Sesungguhnya perlu dilakukan sinkronisasi antara pembangunan hukum yang berkeadilan, dengan pembangunan ekonomi. Hukum memang berkedudukan sebagai alat untuk memacu pertumbuhan ekonomi, namun hukum, baik proses pembentukan maupun pelaksanaannya tidak boleh dilepaskan dari tujuan pembentukannya yang diantaranya meliputi keadian, kemanfaatan dan bahkan kebahagiaan bagi seluruh rakyat. Janji pemerintah untuk selalu hadir dalam setiap kehidupan benegara dan bermasyarakat tidak boleh hanya diwujudkan dalam bentuk pembangunan ekonomi, yang pada kenyataannya “hanya” berpihak pada kepentingan pemilik modal besar. “Kehadiran” negara juga harus diwujudkan dalam bentuk keadilan dan kepastian hukum yang mempu membahagiakan seluruh rakyat dan lingkungan secara merata, bukan hanya pada segilintir orang dan para pemilik kepentingan semata.

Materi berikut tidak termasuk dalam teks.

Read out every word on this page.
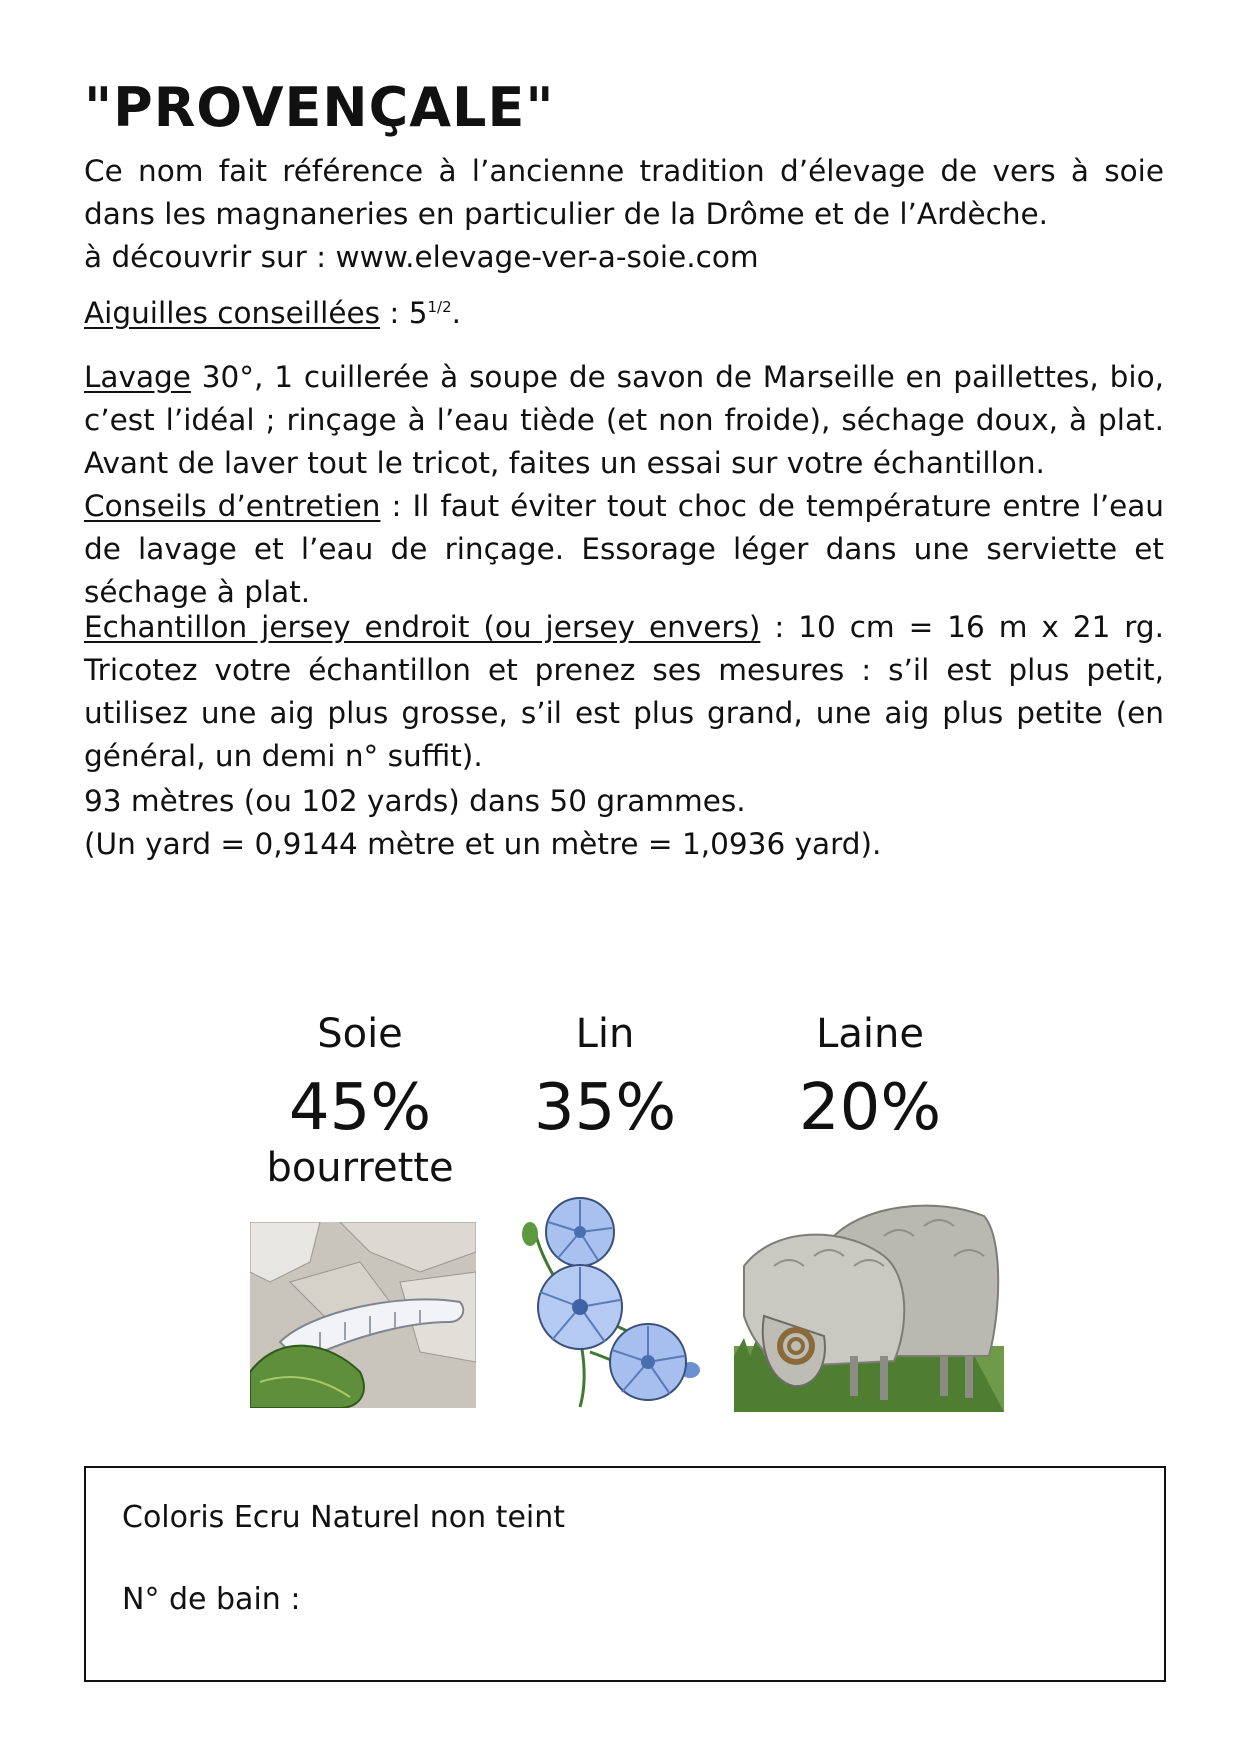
"PROVENÇALE"
Ce nom fait référence à l’ancienne tradition d’élevage de vers à soie dans les magnaneries en particulier de la Drôme et de l’Ardèche.
à découvrir sur : www.elevage-ver-a-soie.com
Aiguilles conseillées : $5^{1/2}$.
Lavage 30°, 1 cuillerée à soupe de savon de Marseille en paillettes, bio, c’est l’idéal ; rinçage à l’eau tiède (et non froide), séchage doux, à plat. Avant de laver tout le tricot, faites un essai sur votre échantillon.
Conseils d’entretien : Il faut éviter tout choc de température entre l’eau de lavage et l’eau de rinçage. Essorage léger dans une serviette et séchage à plat.
Echantillon jersey endroit (ou jersey envers) : 10 cm = 16 m x 21 rg. Tricotez votre échantillon et prenez ses mesures : s’il est plus petit, utilisez une aig plus grosse, s’il est plus grand, une aig plus petite (en général, un demi n° suffit).
93 mètres (ou 102 yards) dans 50 grammes.
(Un yard = 0,9144 mètre et un mètre = 1,0936 yard).
Soie
45%
bourrette
Lin
35%
Laine
20%
Coloris Ecru Naturel non teint
N° de bain :
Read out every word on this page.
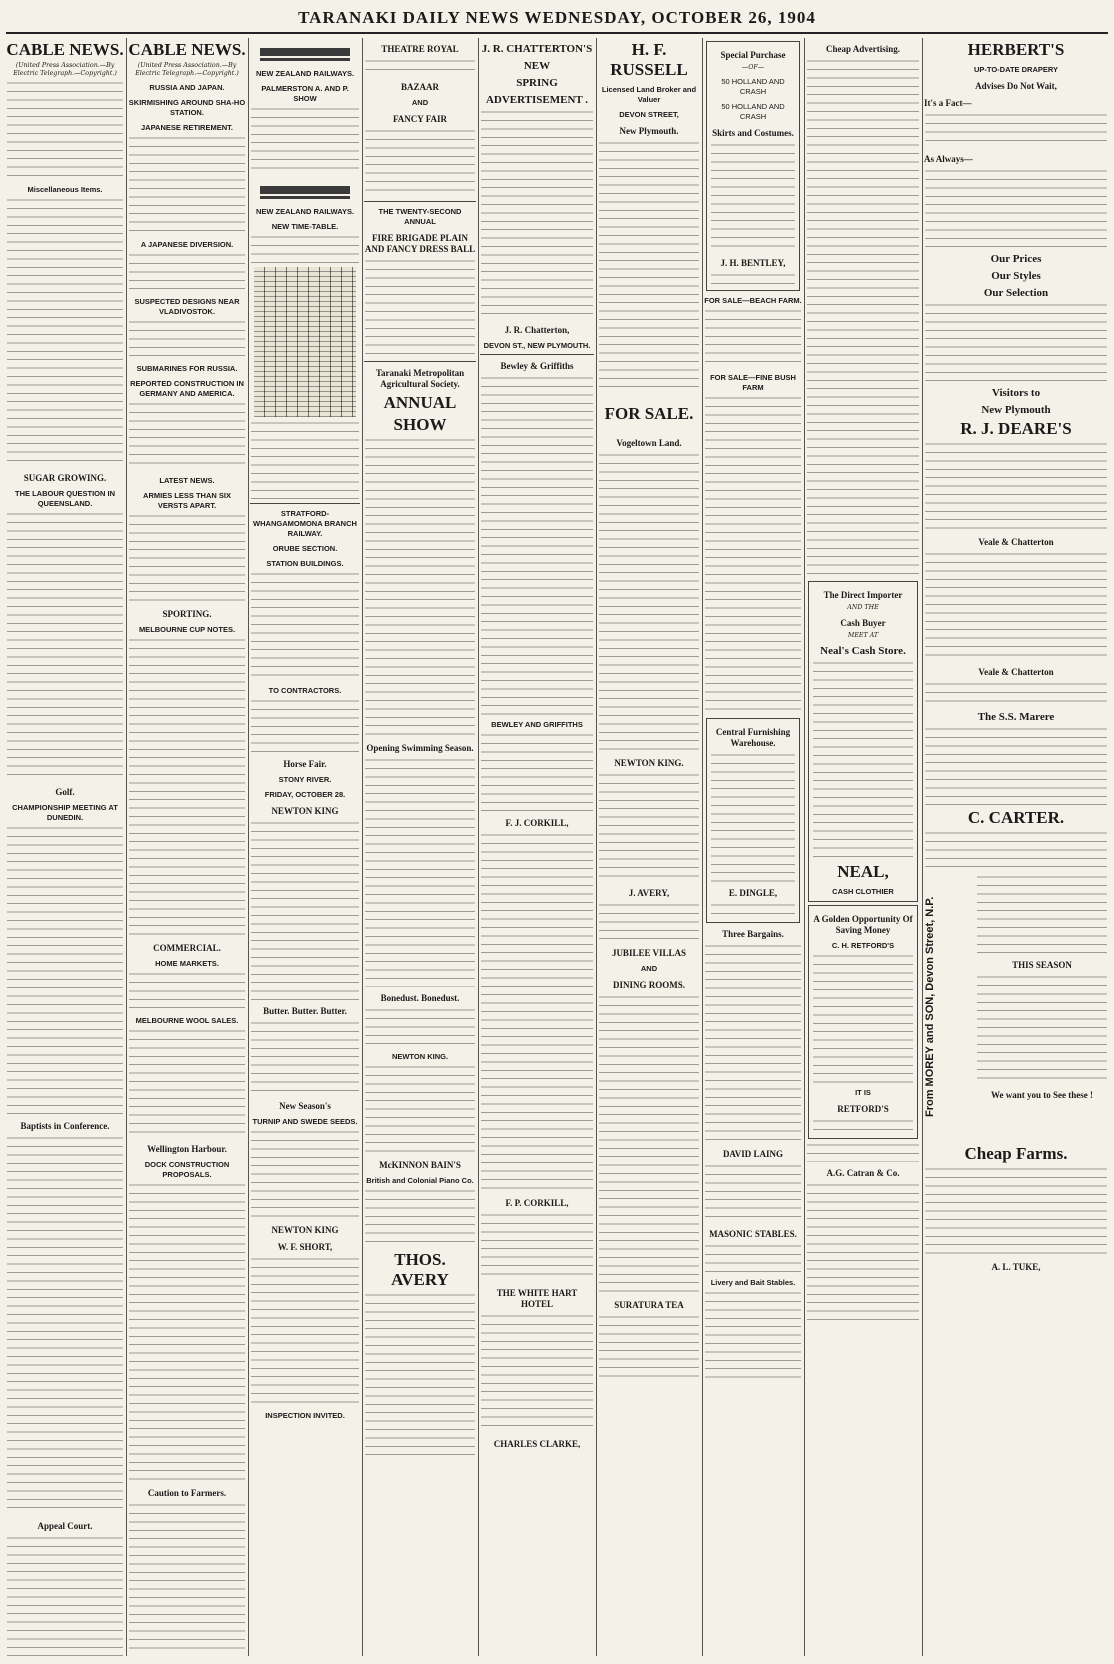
TARANAKI DAILY NEWS WEDNESDAY, OCTOBER 26, 1904
CABLE NEWS.
(United Press Association.—By Electric Telegraph.—Copyright.)
Miscellaneous Items.
SUGAR GROWING.
THE LABOUR QUESTION IN QUEENSLAND.
Golf.
CHAMPIONSHIP MEETING AT DUNEDIN.
Baptists in Conference.
Appeal Court.
CABLE NEWS.
(United Press Association.—By Electric Telegraph.—Copyright.)
RUSSIA AND JAPAN.
SKIRMISHING AROUND SHA-HO STATION.
JAPANESE RETIREMENT.
A JAPANESE DIVERSION.
SUSPECTED DESIGNS NEAR VLADIVOSTOK.
SUBMARINES FOR RUSSIA.
REPORTED CONSTRUCTION IN GERMANY AND AMERICA.
LATEST NEWS.
ARMIES LESS THAN SIX VERSTS APART.
SPORTING.
MELBOURNE CUP NOTES.
COMMERCIAL.
HOME MARKETS.
MELBOURNE WOOL SALES.
Wellington Harbour.
DOCK CONSTRUCTION PROPOSALS.
Caution to Farmers.
NEW ZEALAND RAILWAYS.
PALMERSTON A. AND P. SHOW
NEW ZEALAND RAILWAYS.
NEW TIME-TABLE.
STRATFORD-WHANGAMOMONA BRANCH RAILWAY.
ORUBE SECTION.
STATION BUILDINGS.
TO CONTRACTORS.
Horse Fair.
STONY RIVER.
FRIDAY, OCTOBER 28.
NEWTON KING
Butter. Butter. Butter.
New Season's
TURNIP AND SWEDE SEEDS.
NEWTON KING
W. F. SHORT,
INSPECTION INVITED.
THEATRE ROYAL
BAZAAR
AND
FANCY FAIR
THE TWENTY-SECOND ANNUAL
FIRE BRIGADE PLAIN AND FANCY DRESS BALL
Taranaki Metropolitan Agricultural Society.
ANNUAL
SHOW
Opening Swimming Season.
Bonedust. Bonedust.
NEWTON KING.
McKINNON BAIN'S
British and Colonial Piano Co.
THOS. AVERY
J. R. CHATTERTON'S
NEW
SPRING
ADVERTISEMENT .
J. R. Chatterton,
DEVON ST., NEW PLYMOUTH.
Bewley & Griffiths
BEWLEY AND GRIFFITHS
F. J. CORKILL,
F. P. CORKILL,
THE WHITE HART HOTEL
CHARLES CLARKE,
H. F. RUSSELL
Licensed Land Broker and Valuer
DEVON STREET,
New Plymouth.
FOR SALE.
Vogeltown Land.
NEWTON KING.
J. AVERY,
JUBILEE VILLAS
AND
DINING ROOMS.
SURATURA TEA
Special Purchase
—OF—
50 HOLLAND AND CRASH
50 HOLLAND AND CRASH
Skirts and Costumes.
J. H. BENTLEY,
FOR SALE—BEACH FARM.
FOR SALE—FINE BUSH FARM
Central Furnishing Warehouse.
E. DINGLE,
Three Bargains.
DAVID LAING
MASONIC STABLES.
Livery and Bait Stables.
Cheap Advertising.
The Direct Importer
AND THE
Cash Buyer
MEET AT
Neal's Cash Store.
NEAL,
CASH CLOTHIER
A Golden Opportunity Of Saving Money
C. H. RETFORD'S
IT IS
RETFORD'S
A.G. Catran & Co.
HERBERT'S
UP-TO-DATE DRAPERY
Advises Do Not Wait,
It's a Fact—
As Always—
Our Prices
Our Styles
Our Selection
Visitors to
New Plymouth
R. J. DEARE'S
Veale & Chatterton
Veale & Chatterton
The S.S. Marere
C. CARTER.
From MOREY and SON, Devon Street, N.P.	THIS SEASON
We want you to See these !
Cheap Farms.
A. L. TUKE,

Pada akhirnya, Indonesia seharusnya menjadi tempat yang memakmurkan masyarakatnya, dengan menghadirkan Negara pada setiap sendi kehidupan bernegara. Negara harus mampu mengakomodir berbagai kebutuhan masyarakat, terutama kebutuhan akan hukum yang berkeadilan dan pembangunan ekonomi yang memakmurkan. Keduanya harus berjalan beriringan, demi mewujudkan sebagaimana yang dicita-citakan oleh Muhammad Hatta, sebuah Negeri Agraris yang memakmurkan rakyat pada umumnya.
Pertanyaannya, sanggupkah hal itu terwujud? Semoga.